Every time I got ValueError: storage_options passed with file object or non-fsspec file path

What am I doing wrong?

3

There are 3 best solutions below

1
On

If you do not have cloud storage access, you can access public data by specifying an anonymous connection like this

pd.read_csv('name',<other fields>, storage_options={"anon": True})

Else one should pass storage_options in dict format, you will get name and key by your cloud VM host (including Amazon S3, Google Cloud, Azure, etc.)

pd.read_csv('name',<other fields>, \
           storage_options={'account_name': ACCOUNT_NAME, 'account_key': ACCOUNT_KEY})
0
On

You will find the set of values to use by experimenting directly with the implementation backend SFTPFileSystem. Whatever kwargs you use these are the same ones that would go into stoage_options. Short story: paramiko is not the same as command-line SSH, so some trialing will be required.
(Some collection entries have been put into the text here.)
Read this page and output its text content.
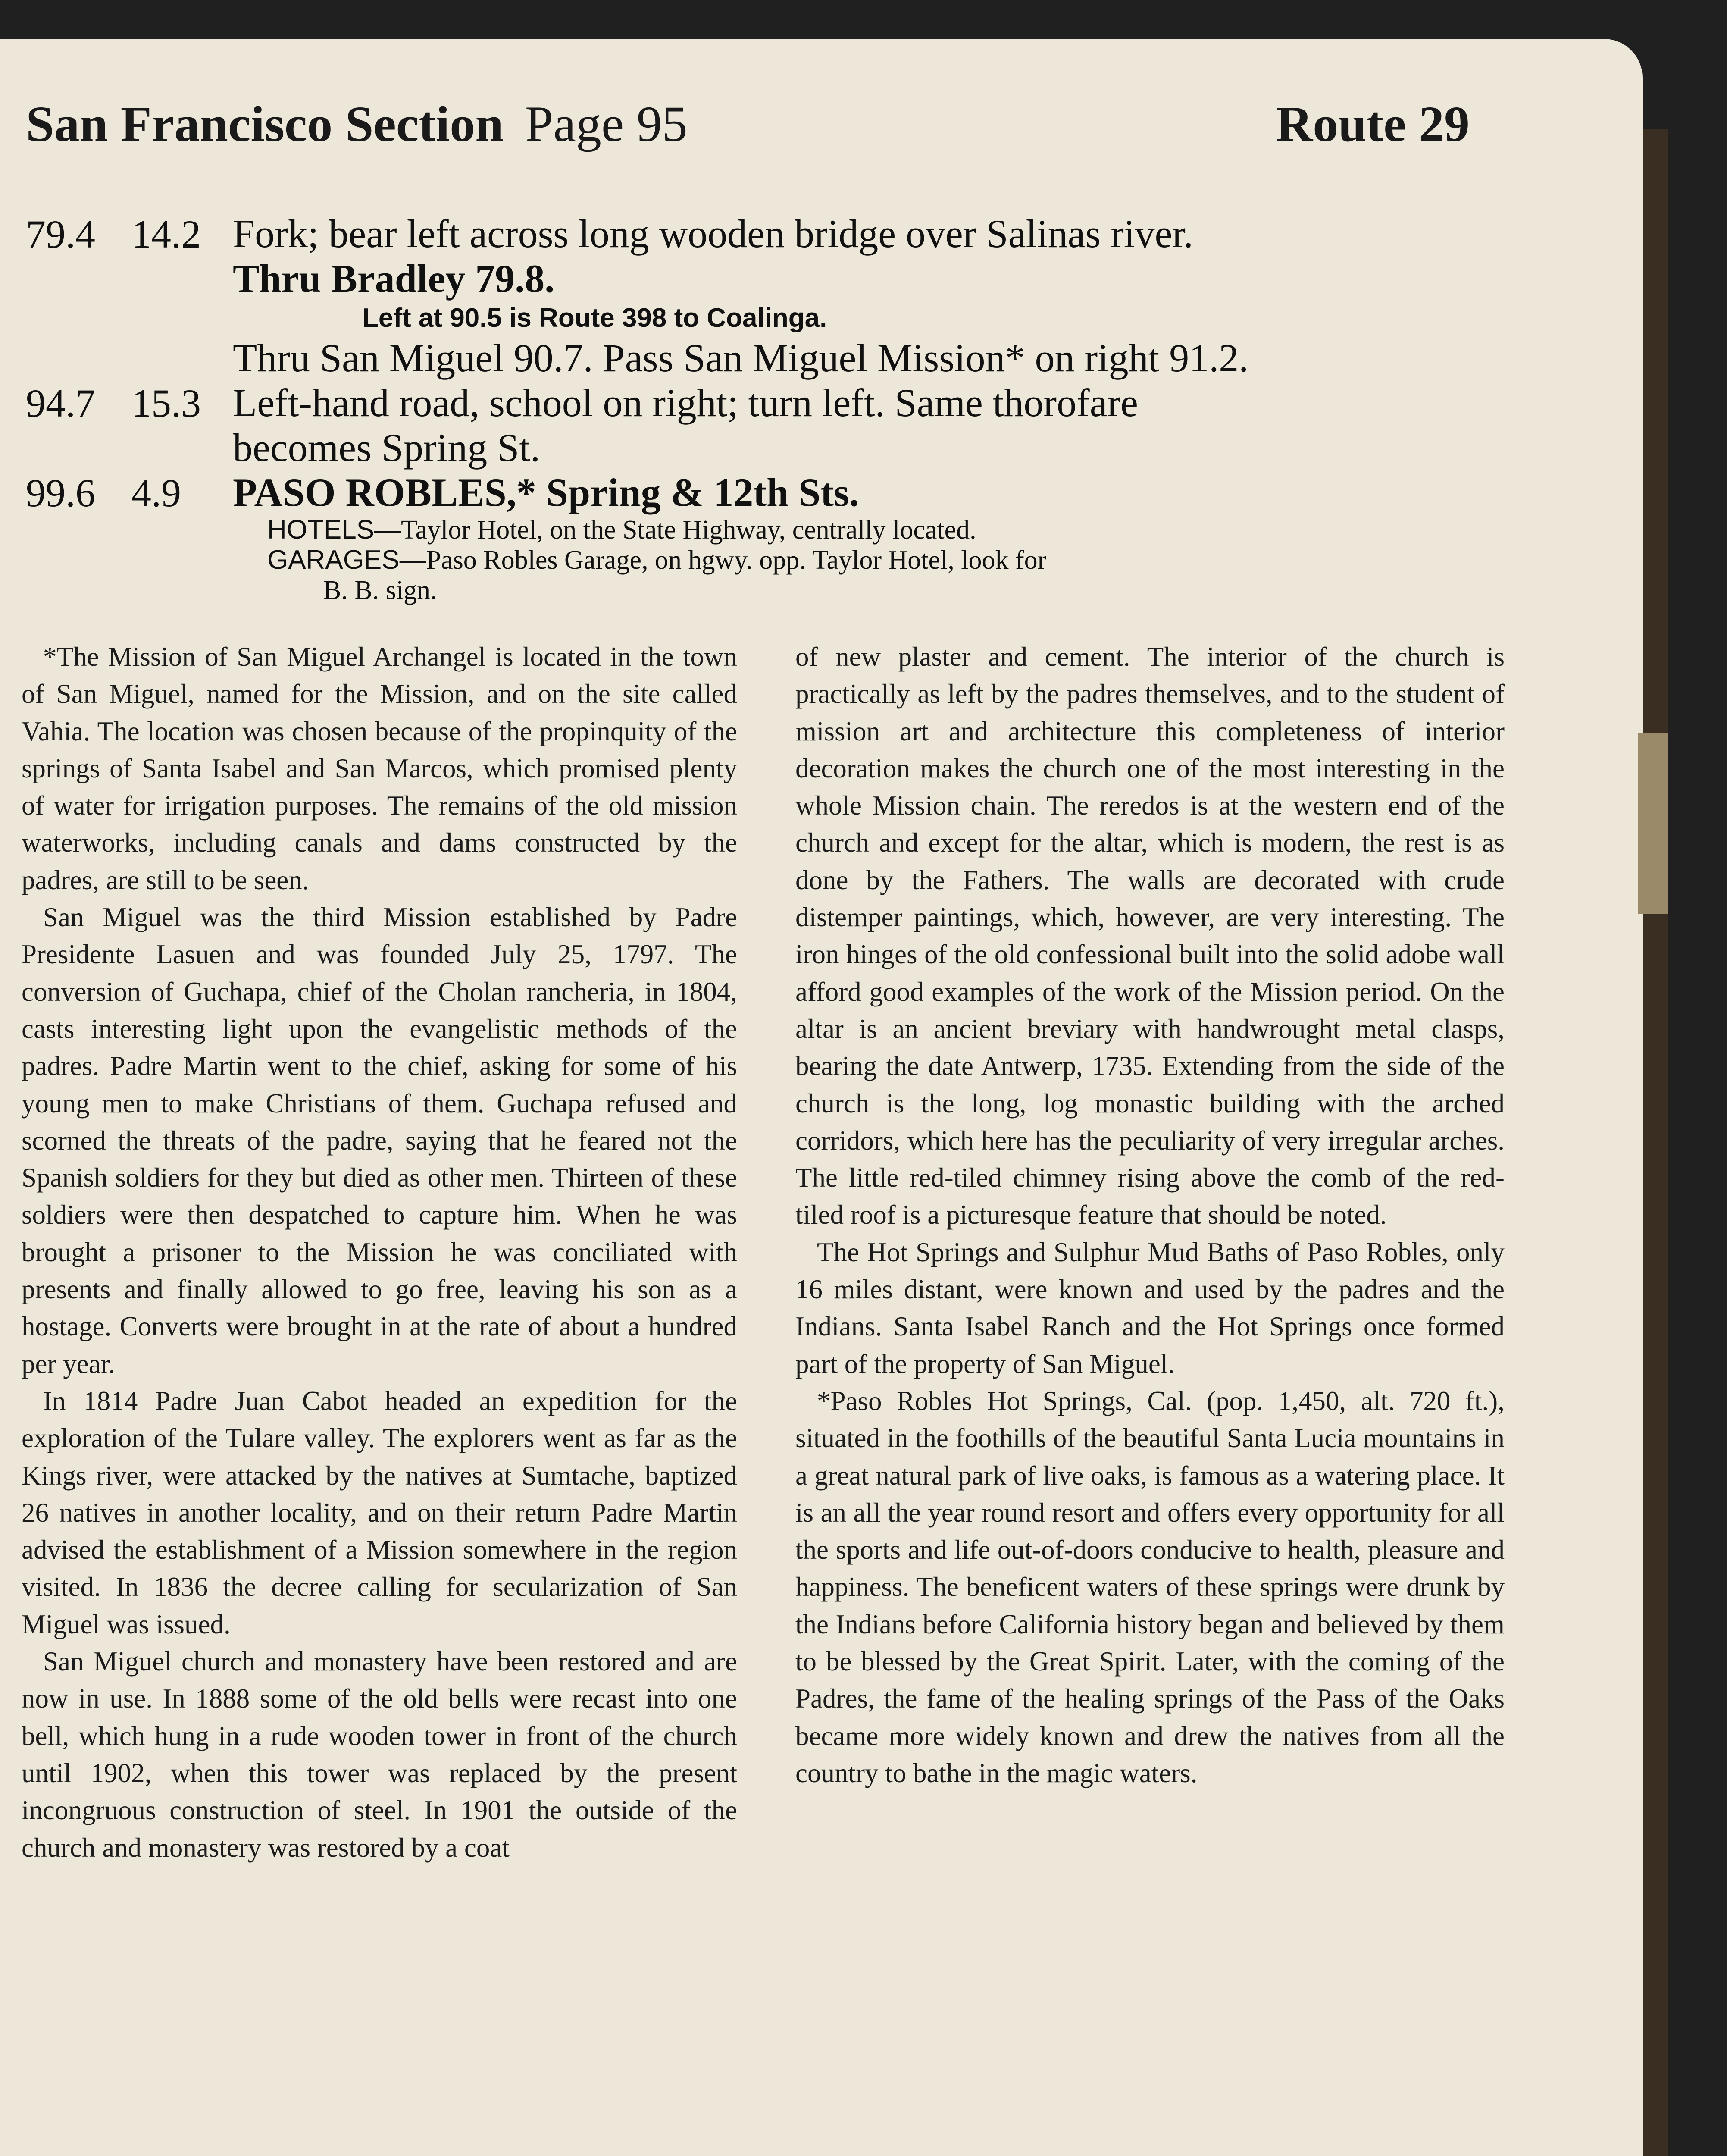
San Francisco Section Page 95	Route 29
79.4 14.2 Fork; bear left across long wooden bridge over Salinas river.
Thru Bradley 79.8.
Left at 90.5 is Route 398 to Coalinga.
Thru San Miguel 90.7. Pass San Miguel Mission* on right 91.2.
94.7 15.3 Left-hand road, school on right; turn left. Same thorofare
becomes Spring St.
99.6 4.9 PASO ROBLES,* Spring & 12th Sts.
HOTELS—Taylor Hotel, on the State Highway, centrally located.
GARAGES—Paso Robles Garage, on hgwy. opp. Taylor Hotel, look for
B. B. sign.

*The Mission of San Miguel Archangel is located in the town of San Miguel, named for the Mission, and on the site called Vahia. The location was chosen because of the propinquity of the springs of Santa Isabel and San Marcos, which promised plenty of water for irrigation purposes. The remains of the old mission waterworks, including canals and dams constructed by the padres, are still to be seen.

San Miguel was the third Mission established by Padre Presidente Lasuen and was founded July 25, 1797. The conversion of Guchapa, chief of the Cholan rancheria, in 1804, casts interesting light upon the evangelistic methods of the padres. Padre Martin went to the chief, asking for some of his young men to make Christians of them. Guchapa refused and scorned the threats of the padre, saying that he feared not the Spanish soldiers for they but died as other men. Thirteen of these soldiers were then despatched to capture him. When he was brought a prisoner to the Mission he was conciliated with presents and finally allowed to go free, leaving his son as a hostage. Converts were brought in at the rate of about a hundred per year.

In 1814 Padre Juan Cabot headed an expedition for the exploration of the Tulare valley. The explorers went as far as the Kings river, were attacked by the natives at Sumtache, baptized 26 natives in another locality, and on their return Padre Martin advised the establishment of a Mission somewhere in the region visited. In 1836 the decree calling for secularization of San Miguel was issued.

San Miguel church and monastery have been restored and are now in use. In 1888 some of the old bells were recast into one bell, which hung in a rude wooden tower in front of the church until 1902, when this tower was replaced by the present incongruous construction of steel. In 1901 the outside of the church and monastery was restored by a coat

of new plaster and cement. The interior of the church is practically as left by the padres themselves, and to the student of mission art and architecture this completeness of interior decoration makes the church one of the most interesting in the whole Mission chain. The reredos is at the western end of the church and except for the altar, which is modern, the rest is as done by the Fathers. The walls are decorated with crude distemper paintings, which, however, are very interesting. The iron hinges of the old confessional built into the solid adobe wall afford good examples of the work of the Mission period. On the altar is an ancient breviary with handwrought metal clasps, bearing the date Antwerp, 1735. Extending from the side of the church is the long, log monastic building with the arched corridors, which here has the peculiarity of very irregular arches. The little red-tiled chimney rising above the comb of the red-tiled roof is a picturesque feature that should be noted.

The Hot Springs and Sulphur Mud Baths of Paso Robles, only 16 miles distant, were known and used by the padres and the Indians. Santa Isabel Ranch and the Hot Springs once formed part of the property of San Miguel.

*Paso Robles Hot Springs, Cal. (pop. 1,450, alt. 720 ft.), situated in the foothills of the beautiful Santa Lucia mountains in a great natural park of live oaks, is famous as a watering place. It is an all the year round resort and offers every opportunity for all the sports and life out-of-doors conducive to health, pleasure and happiness. The beneficent waters of these springs were drunk by the Indians before California history began and believed by them to be blessed by the Great Spirit. Later, with the coming of the Padres, the fame of the healing springs of the Pass of the Oaks became more widely known and drew the natives from all the country to bathe in the magic waters.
If you have things working via the file system class, you can use the alternative route

fs = fsspec.implementations.sftp.SFTPFileSystem(...)
# same as fs = fsspec.filesystem("ssh", ...)
with fs.open("my/file/path", "rb") as f:
    pd.read_csv(f, other_kwargs)
1
On

Pandas is supporting fsspec which lets you work easily with remote filesystems, and abstracts over s3fs for Amazon S3 and gcfs for Google Cloud Storage (and other backends such as (S)FTP, SSH or HDFS). In particular s3fs is very handy for doing simple file operations in S3 because boto is often quite subtly complex to use.

The argument storage_options will allow you to expose s3fs arguments to pandas.

You can specify an AWS Profile manually using the storage_options which takes a dict. An example bellow:

import boto3

AWS_S3_BUCKET = os.getenv("AWS_S3_BUCKET")
AWS_ACCESS_KEY_ID = os.getenv("AWS_ACCESS_KEY_ID")
AWS_SECRET_ACCESS_KEY = os.getenv("AWS_SECRET_ACCESS_KEY")
AWS_SESSION_TOKEN = os.getenv("AWS_SESSION_TOKEN")

df.to_csv(
    f"s3://{AWS_S3_BUCKET}/{key}",
    storage_options={
        "key": AWS_ACCESS_KEY_ID,
        "secret": AWS_SECRET_ACCESS_KEY,
        "token": AWS_SESSION_TOKEN,
    },
)